The first stage of the Dog-Thing didn't evolve onscreen, so it only needed animatronics for its legs and some parts of its body. For its second form, Winston took an even more practical approach to the design and based the creature on the anatomy of the puppeteer. He designed the monster as a hand puppet, with the dog's head and neck extending along the handler's arm. The irregular body of the creature would conceal Lance Anderson, the puppeteer, down to his head and upper torso, and the dog's limp paw would be positioned in a way that could be controlled by Anderson's other hand. Of course, the ever-evolving Thing still had extra moving parts such as its facial expressions and its eyes, but these could be controlled by other members of the crew behind the camera, splitting the workload to make the scene as realistic and comfortable as possible.

This didn't mean the puppeteer was having a great time under the creature, as the Dog-Thing would slither on the ground, grow limbs, spout liquid, and flail its tentacles while getting riddled with bullets. As a result, Lance Anderson needed a leather helmet to protect him from the impacts of the exploding squibs (which still didn't prevent the Thing's slime to drip all over his body). He also needed to pull the tentacles into the creature, which would look appropriate once the footage was put in reverse for the final product. The effects required a lot of coordination, but all of it was worth it, considering how much time was saved building the hand puppet.

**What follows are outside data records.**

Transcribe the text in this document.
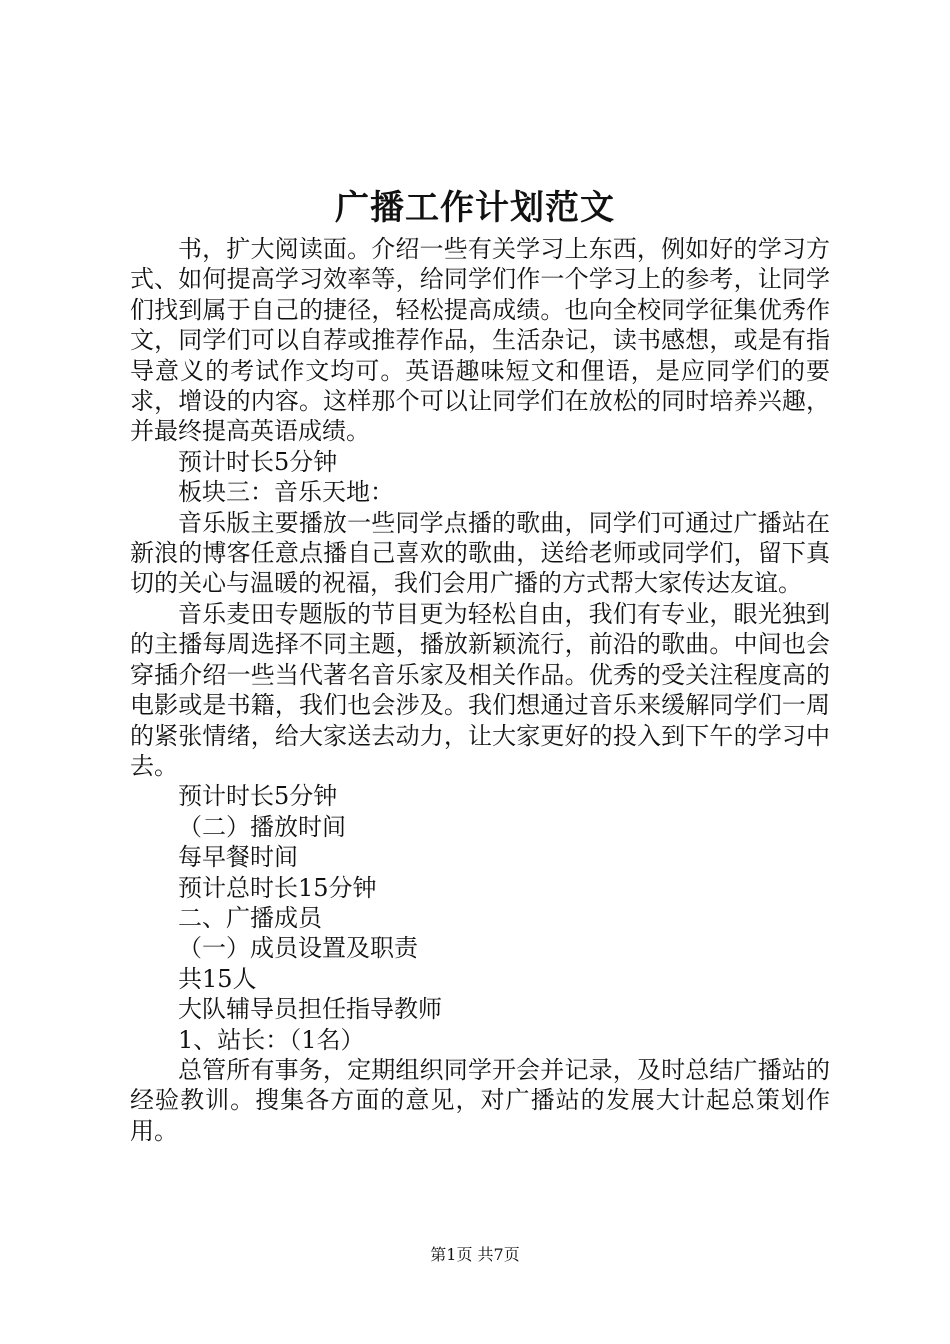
广播工作计划范文

书，扩大阅读面。介绍一些有关学习上东西，例如好的学习方式、如何提高学习效率等，给同学们作一个学习上的参考，让同学们找到属于自己的捷径，轻松提高成绩。也向全校同学征集优秀作文，同学们可以自荐或推荐作品，生活杂记，读书感想，或是有指导意义的考试作文均可。英语趣味短文和俚语，是应同学们的要求，增设的内容。这样那个可以让同学们在放松的同时培养兴趣，并最终提高英语成绩。

预计时长5分钟

板块三：音乐天地：

音乐版主要播放一些同学点播的歌曲，同学们可通过广播站在新浪的博客任意点播自己喜欢的歌曲，送给老师或同学们，留下真切的关心与温暖的祝福，我们会用广播的方式帮大家传达友谊。

音乐麦田专题版的节目更为轻松自由，我们有专业，眼光独到的主播每周选择不同主题，播放新颖流行，前沿的歌曲。中间也会穿插介绍一些当代著名音乐家及相关作品。优秀的受关注程度高的电影或是书籍，我们也会涉及。我们想通过音乐来缓解同学们一周的紧张情绪，给大家送去动力，让大家更好的投入到下午的学习中去。

预计时长5分钟

（二）播放时间

每早餐时间

预计总时长15分钟

二、广播成员

（一）成员设置及职责

共15人

大队辅导员担任指导教师

1、站长：（1名）

总管所有事务，定期组织同学开会并记录，及时总结广播站的经验教训。搜集各方面的意见，对广播站的发展大计起总策划作用。

第1页 共7页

In comparison to the more contrived designs in John Carpenter's classic, Winston's creation was a quick contribution.

This practical approach to special effects led The Thing to become a timeless horror classic, which has influenced many similar movies ever since. Animatronic gadgets, puppets, and disgusting fluids require much more effort from the filmmakers, but they still hold up four decades later. Movies like The Descent, The Void, It and the Cloverfield franchise owe their effective scares to The Thing's dedication to realism and its chilling suspense, not to mention how John Carpenter's The Thing has also influenced non-horror movies like Quentin Tarantino's The Hateful Eight with its dramatic sense of claustrophobia.